# **Data Collection Notebook**

## Objectives

* Fetch cherry leaves image dataset from Kaggle and prepare the data for anaylsis and modelling.

## Inputs

* Kaggle JSON file - authentication token.

## Outputs

* Generate dataset: inputs/datasets/cherry_leaves_dataset

## Additional Comments

* Clean the data and split the dataset into train, validation and test sets.



---

# Change working directory

In [None]:
import os
current_dir = os.getcwd()
current_dir

In [None]:
os.chdir("/workspace/cherry-leaves-mildew-detection")
print("You set a new current directory.")

In [None]:
current_dir = os.getcwd()
current_dir

---

# Install Kaggle

In [None]:
# Install kaggle
%pip install kaggle

In [None]:
os.environ['KAGGLE_CONFIG_DIR'] = os.getcwd()
! chmod 600 kaggle.json

In [None]:
KaggleDatasetPath = "codeinstitute/cherry-leaves"
DestinationFolder = "inputs/cherry_leaves_dataset"
! kaggle datasets download -d {KaggleDatasetPath} -p {DestinationFolder}

In [None]:
import zipfile
with zipfile.ZipFile(DestinationFolder + "/" + "cherry-leaves.zip", "r") as zip:
    zip.extractall(DestinationFolder)
os.remove(DestinationFolder + "/" + "cherry-leaves.zip")

---

# Data Cleaning

### Removing non-image files

In [None]:

def remove_non_image(data_dir):
    """
    Function searches directory to ensure all 
    the files end with the listed extension. 
    Files that do not are appended to the non_image
    list. 
    """
    image_extension = (".png", ".jpg", ".jpeg", ".tiff")
    folders = os.listdir(data_dir)
    for folder in folders:
        files = os.listdir(data_dir + "/" + folder)
        image = []
        non_image = []
        for file in files:
            if not file.lower().endswith(image_extension):
                non_image.append(file)
                os.remove(data_dir + "/" + folder + "/" + file)
            else:
                image.append(file)
        print(f"Label: {folder} has {len(image)} image files and {len(non_image)} non-image files.")

In [None]:
remove_non_image(data_dir="inputs/cherry_leaves_dataset/cherry_leaves")

---

# Data Preparation

### Split Dataset into Train, Validation and Test Sets

In [None]:
import os
import shutil
import random
import joblib

def split_image_dataset(data_dir, train_ratio, val_ratio, test_ratio):
    """
    Function to split the dataset into train, validation and
    test sets, creating new folders.
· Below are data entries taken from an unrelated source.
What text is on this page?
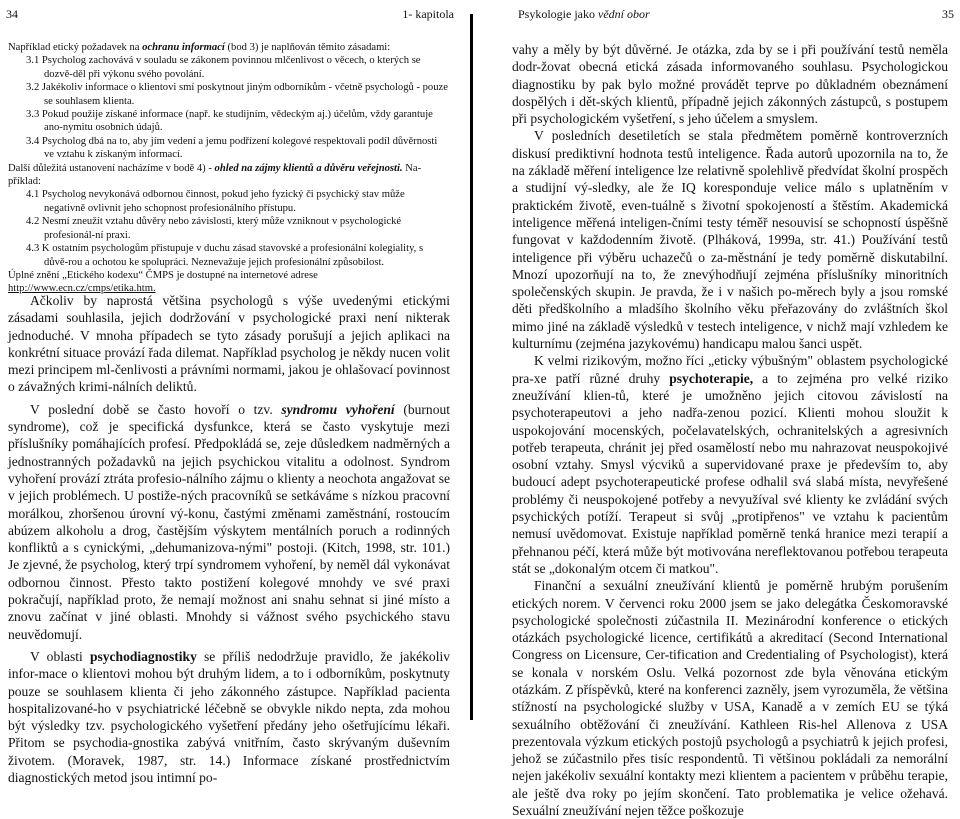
34	1- kapitola

Například etický požadavek na ochranu informací (bod 3) je naplňován těmito zásadami:

3.1 Psycholog zachovává v souladu se zákonem povinnou mlčenlivost o věcech, o kterých se dozvě-děl při výkonu svého povolání.

3.2 Jakékoliv informace o klientovi smí poskytnout jiným odborníkům - včetně psychologů - pouze se souhlasem klienta.

3.3 Pokud použije získané informace (např. ke studijním, vědeckým aj.) účelům, vždy garantuje ano-nymitu osobních údajů.

3.4 Psycholog dbá na to, aby jím vedení a jemu podřízení kolegové respektovali podíl důvěrnosti ve vztahu k získaným informací.

Další důležitá ustanovení nacházíme v bodě 4) - ohled na zájmy klientů a důvěru veřejnosti. Na-příklad:

4.1 Psycholog nevykonává odbornou činnost, pokud jeho fyzický či psychický stav může negativně ovlivnit jeho schopnost profesionálního přístupu.

4.2 Nesmí zneužít vztahu důvěry nebo závislosti, který může vzniknout v psychologické profesionál-ní praxi.

4.3 K ostatním psychologům přistupuje v duchu zásad stavovské a profesionální kolegiality, s důvě-rou a ochotou ke spolupráci. Neznevažuje jejich profesionální způsobilost.

Úplné znění „Etického kodexu“ ČMPS je dostupné na internetové adrese http://www.ecn.cz/cmps/etika.htm.

Ačkoliv by naprostá většina psychologů s výše uvedenými etickými zásadami souhlasila, jejich dodržování v psychologické praxi není nikterak jednoduché. V mnoha případech se tyto zásady porušují a jejich aplikaci na konkrétní situace provází řada dilemat. Například psycholog je někdy nucen volit mezi principem ml-čenlivosti a právními normami, jakou je ohlašovací povinnost o závažných krimi-nálních deliktů.

V poslední době se často hovoří o tzv. syndromu vyhoření (burnout syndrome), což je specifická dysfunkce, která se často vyskytuje mezi příslušníky pomáhajících profesí. Předpokládá se, zeje důsledkem nadměrných a jednostranných požadavků na jejich psychickou vitalitu a odolnost. Syndrom vyhoření provází ztráta profesio-nálního zájmu o klienty a neochota angažovat se v jejich problémech. U postiže-ných pracovníků se setkáváme s nízkou pracovní morálkou, zhoršenou úrovní vý-konu, častými změnami zaměstnání, rostoucím abúzem alkoholu a drog, častějším výskytem mentálních poruch a rodinných konfliktů a s cynickými, „dehumanizova-nými" postoji. (Kitch, 1998, str. 101.) Je zjevné, že psycholog, který trpí syndromem vyhoření, by neměl dál vykonávat odbornou činnost. Přesto takto postižení kolegové mnohdy ve své praxi pokračují, například proto, že nemají možnost ani snahu sehnat si jiné místo a znovu začínat v jiné oblasti. Mnohdy si vážnost svého psychického stavu neuvědomují.

V oblasti psychodiagnostiky se příliš nedodržuje pravidlo, že jakékoliv infor-mace o klientovi mohou být druhým lidem, a to i odborníkům, poskytnuty pouze se souhlasem klienta či jeho zákonného zástupce. Například pacienta hospitalizované-ho v psychiatrické léčebně se obvykle nikdo nepta, zda mohou být výsledky tzv. psychologického vyšetření předány jeho ošetřujícímu lékaři. Přitom se psychodia-gnostika zabývá vnitřním, často skrývaným duševním životem. (Moravek, 1987, str. 14.) Informace získané prostřednictvím diagnostických metod jsou intimní po-

Psykologie jako vědní obor	35

vahy a měly by být důvěrné. Je otázka, zda by se i při používání testů neměla dodr-žovat obecná etická zásada informovaného souhlasu. Psychologickou diagnostiku by pak bylo možné provádět teprve po důkladném obeznámení dospělých i dět-ských klientů, případně jejich zákonných zástupců, s postupem při psychologickém vyšetření, s jeho účelem a smyslem.

V posledních desetiletích se stala předmětem poměrně kontroverzních diskusí prediktivní hodnota testů inteligence. Řada autorů upozornila na to, že na základě měření inteligence lze relativně spolehlivě předvídat školní prospěch a studijní vý-sledky, ale že IQ koresponduje velice málo s uplatněním v praktickém životě, even-tuálně s životní spokojeností a štěstím. Akademická inteligence měřená inteligen-čními testy téměř nesouvisí se schopností úspěšně fungovat v každodenním životě. (Plháková, 1999a, str. 41.) Používání testů inteligence při výběru uchazečů o za-městnání je tedy poměrně diskutabilní. Mnozí upozorňují na to, že znevýhodňují zejména příslušníky minoritních společenských skupin. Je pravda, že i v našich po-měrech byly a jsou romské děti předškolního a mladšího školního věku přeřazovány do zvláštních škol mimo jiné na základě výsledků v testech inteligence, v nichž mají vzhledem ke kulturnímu (zejména jazykovému) handicapu malou šanci uspět.

K velmi rizikovým, možno říci „eticky výbušným" oblastem psychologické pra-xe patří různé druhy psychoterapie, a to zejména pro velké riziko zneužívání klien-tů, které je umožněno jejich citovou závislostí na psychoterapeutovi a jeho nadřa-zenou pozicí. Klienti mohou sloužit k uspokojování mocenských, počelavatelských, ochranitelských a agresivních potřeb terapeuta, chránit jej před osamělostí nebo mu nahrazovat neuspokojivé osobní vztahy. Smysl výcviků a supervidované praxe je především to, aby budoucí adept psychoterapeutické profese odhalil svá slabá místa, nevyřešené problémy či neuspokojené potřeby a nevyužíval své klienty ke zvládání svých psychických potíží. Terapeut si svůj „protipřenos" ve vztahu k pacientům nemusí uvědomovat. Existuje například poměrně tenká hranice mezi terapií a přehnanou péčí, která může být motivována nereflektovanou potřebou terapeuta stát se „dokonalým otcem či matkou".

Finanční a sexuální zneužívání klientů je poměrně hrubým porušením etických norem. V červenci roku 2000 jsem se jako delegátka Českomoravské psychologické společnosti zúčastnila II. Mezinárodní konference o etických otázkách psychologické licence, certifikátů a akreditací (Second International Congress on Licensure, Cer-tification and Credentialing of Psychologist), která se konala v norském Oslu. Velká pozornost zde byla věnována etickým otázkám. Z příspěvků, které na konferenci zazněly, jsem vyrozuměla, že většina stížností na psychologické služby v USA, Kanadě a v zemích EU se týká sexuálního obtěžování či zneužívání. Kathleen Ris-hel Allenova z USA prezentovala výzkum etických postojů psychologů a psychiatrů k jejich profesi, jehož se zúčastnilo přes tisíc respondentů. Ti většinou pokládali za nemorální nejen jakékoliv sexuální kontakty mezi klientem a pacientem v průběhu terapie, ale ještě dva roky po jejím skončení. Tato problematika je velice ožehavá. Sexuální zneužívání nejen těžce poškozuje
The ratios must total 1.
    """
    if train_ratio + val_ratio + test_ratio != 1:
        print("The ratios need to sum up to 1.")
        return
    
    labels = os.listdir(data_dir)
    if "test" in labels:
        print("A test folder is already present.")
        return
    else:
        for folder in ["train", "validation", "test"]:
            # To create a subfolder for the labels within the class
            for label in labels:
                os.makedirs(name=data_dir + "/" + folder + "/" + label)
        # To distribute the data into the sets at random
        for label in labels:
            files = os.listdir(data_dir + "/" + label)
            random.shuffle(files)

            # So that the files are moved according to the ratio
            no_train_files = int(len(files)) * train_ratio
            no_val_files = int(len(files)) * val_ratio
            sum_train_val_files = no_train_files + no_val_files

            count = 0

            for file in files:
                if count <= no_train_files:
                    shutil.move(data_dir + "/" + label + "/" + file,
                                data_dir + "/train/" + label + "/" + file)
                elif count <= sum_train_val_files:
                    shutil.move(data_dir + "/" + label + "/" + file,
                                data_dir + "/validation/" + label + "/" + file)
                else:
                    shutil.move(data_dir + "/" + label + "/" + file,
                                data_dir + "/test/" + label + "/" + file)
                count += 1

            # Remove old label directory 
            os.rmdir(data_dir + "/" + label)

In [None]:
split_image_dataset(data_dir="inputs/cherry_leaves_dataset/cherry_leaves",
                    train_ratio=0.7,
                    val_ratio=0.15,
                    test_ratio=0.15)

---

# Conclusion

Data has been cleaned to remove non-image files (if there were any). The data was split into three datasets, train, validation and test in a (0.7, 0.15, 0.15) ratio.

---

# Next Steps

The data will be analysed for differences between the two classes (healthy and powdery mildew) with the standard deviation and mean of the images calculated to determine image variability and the average image. An image montage will be created to display the images per label. 

---